Panu Somervuo - Authorea

In recent years, the increase of data availability through citizen science campaigns has raised questions on the quality of this data. Species distribution models can be severely impacted by non-random spatial distributions of records. Multiple methods exist to correct for spatial bias and most of them imply that the sampling is uneven in space and determined by the observers’ choices of where to search for observations. One common correction method is to include a covariate in the model as a proxy for sampling bias and correcting for this bias by setting this covariate equal to a common value upon prediction. However, this approach implies that each observer behaves in the same manner, which in practice may not be the case. Here, we differentiate two common observer behaviours: exploring and following. Under this paradigm, explorers seek to observe species in new places far away from other observations and away from common routes of transit. By contrast, followers search near already observed species locations and remain closer to common routes of transit. In this paper, we investiage whether the current approaches to correcting for observer bias hold under varying observer behaviours, or whether a data-driven approach based on modelled observer behaviour may lead to better predictions. To do so, we developed a new software platform, obsimulator, to simulate patterns of points driven by observer behaviour.
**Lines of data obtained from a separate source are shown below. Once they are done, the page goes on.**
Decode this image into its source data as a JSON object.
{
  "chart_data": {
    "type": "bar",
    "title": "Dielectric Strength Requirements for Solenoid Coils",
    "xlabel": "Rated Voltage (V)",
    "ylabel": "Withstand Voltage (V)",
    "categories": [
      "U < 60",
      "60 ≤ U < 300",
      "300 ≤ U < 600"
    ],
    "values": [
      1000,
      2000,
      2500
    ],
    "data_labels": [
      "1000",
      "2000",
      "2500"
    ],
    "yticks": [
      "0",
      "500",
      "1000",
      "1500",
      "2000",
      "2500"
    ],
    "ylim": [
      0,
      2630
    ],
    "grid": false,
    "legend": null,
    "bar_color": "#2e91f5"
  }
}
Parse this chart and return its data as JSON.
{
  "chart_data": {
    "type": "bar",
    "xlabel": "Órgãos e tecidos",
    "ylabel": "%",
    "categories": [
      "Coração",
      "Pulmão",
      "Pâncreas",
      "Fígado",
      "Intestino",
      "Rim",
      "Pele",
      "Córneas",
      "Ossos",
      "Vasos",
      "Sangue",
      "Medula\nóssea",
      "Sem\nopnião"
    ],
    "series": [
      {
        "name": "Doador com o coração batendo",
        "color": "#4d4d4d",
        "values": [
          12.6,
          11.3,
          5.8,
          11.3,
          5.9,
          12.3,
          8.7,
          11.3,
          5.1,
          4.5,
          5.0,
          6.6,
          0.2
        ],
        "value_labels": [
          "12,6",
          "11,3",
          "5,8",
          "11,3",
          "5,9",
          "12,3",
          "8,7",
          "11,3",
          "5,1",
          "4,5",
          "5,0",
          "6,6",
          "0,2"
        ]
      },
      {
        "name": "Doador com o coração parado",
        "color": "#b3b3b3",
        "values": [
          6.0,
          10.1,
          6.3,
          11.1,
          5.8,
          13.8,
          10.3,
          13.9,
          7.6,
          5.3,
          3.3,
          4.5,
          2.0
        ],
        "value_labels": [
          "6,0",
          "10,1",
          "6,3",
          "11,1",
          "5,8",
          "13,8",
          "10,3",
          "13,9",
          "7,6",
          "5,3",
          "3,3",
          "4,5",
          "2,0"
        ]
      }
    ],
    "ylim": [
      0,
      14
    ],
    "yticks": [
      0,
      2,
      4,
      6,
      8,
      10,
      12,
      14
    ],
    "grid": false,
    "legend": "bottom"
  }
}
We established two correction methods based on a bias incorporation approach using k-nearest neighbours and density calculation. Broadly, we found that the method of including a bias covariate and setting it to a common value for prediction yields the best results. We also found that the knn-based correction outperformed the density-based correction. Additionally, we provide guidance for setting model parameters based on the ratio of explorers versus followers in the observers’ cohort.